Read the press release here.

Baz Luhrmann Says New Netflix Series Will Go Beyond South Bronx Stereotypes

By Eddie Small | March 6, 2015 5:53pm | Updated on March 9, 2015 8:57am
 Director Baz Luhrmann and Bronx Borough President Ruben Diaz Jr. came to the Ghetto Film School on Friday to speak about Luhrmann's upcoming Netflix series
Director Baz Luhrmann and Bronx Borough President Ruben Diaz Jr. came to the Ghetto Film School on Friday to speak about Luhrmann's upcoming Netflix series "The Get Down."
View Full Caption
DNAinfo/Eddie Small

MOTT HAVEN — Famed director Baz Luhrmann assured a group of Bronxites on Friday that his new Netflix series about their borough would move beyond the negative stereotypes that have long plagued its portrayals in pop culture.

Although he acknowledged that his upcoming show "The Get Down," which focuses on a group of teenagers from the South Bronx during the 1970s, takes place in the midst of a very difficult time for the borough, he stressed that its focus would be on the art that came out of these troubles, not on the troubles themselves.

"Ours is an aspirational story," he said during an event at Mott Haven's Ghetto Film School. "It's actually about the birth of creativity from this place."

Luhrmann, an Australian who is well-known for glitzy films like "Moulin Rouge!" and the 2013 version of "The Great Gatsby," said that he understood why people might be surprised to see him creating a Netflix series about The Bronx, but he maintained that his perspective as an outsider could help him treat the era with more objectivity.

"In a way, my neutrality — the fact that I saw this from a distance in a small country town in a far away place, and now it’s the city I live in — my neutrality allows me also to maybe, I hope, bring to the table many characters and many forefathers that should be recognized," he said.

His interest in making the series stemmed from a fascination with how The Bronx managed to develop the global cultural phenomenon of hip hop during such an arduous time for the borough, he said.

The series has launched a casting website for actors and actresses interested in trying out for parts, and Luhrmann said he was very enthusiastic about finding talent from The Bronx to help ground the series in reality.

"It actually always brings an authentic connection to it," he said, explaining why he hoped to cast some locals. "There’s no doubt about that."

Filming for "The Get Down" should begin on May 21 and wrap up on Nov. 16, and the series should arrive on Netflix around August of 2016.

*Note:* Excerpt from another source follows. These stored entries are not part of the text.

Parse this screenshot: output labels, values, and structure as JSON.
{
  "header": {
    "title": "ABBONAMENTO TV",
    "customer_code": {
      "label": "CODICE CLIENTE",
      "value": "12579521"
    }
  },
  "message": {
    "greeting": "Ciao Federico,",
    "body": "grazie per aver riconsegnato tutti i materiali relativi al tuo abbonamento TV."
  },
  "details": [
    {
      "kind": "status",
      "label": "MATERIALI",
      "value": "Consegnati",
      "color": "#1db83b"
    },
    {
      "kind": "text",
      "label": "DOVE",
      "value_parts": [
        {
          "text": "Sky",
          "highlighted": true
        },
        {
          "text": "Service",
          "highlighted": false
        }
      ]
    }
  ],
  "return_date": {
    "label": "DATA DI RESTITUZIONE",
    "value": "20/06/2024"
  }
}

Bronx Borough President Ruben Diaz Jr., who introduced Luhrmann at the Ghetto Film School event, lamented the negative perception that some people worldwide still have about The Bronx and said that this was largely because of the media.

“In '77, when there was the World Series, Howard Cosell said, ‘The Bronx is burning.’ That left an indelible mark on the minds of people to this very day,” he said. “That was media.”

He argued that it was time for a new story about The Bronx and believed that Luhrmann would be able to help tell it through “The Get Down.”

Bronx residents who lived through the 1970s have expressed concerns that the series would portray the borough unfairly, and Luhrmann granted that it would include some familiar images of crime and rubble.

However, he reiterated that the series would be more about The Bronx overcoming these problems.

"At a certain point, rubble is just boring," he said. "Now rebirth, that’s a story."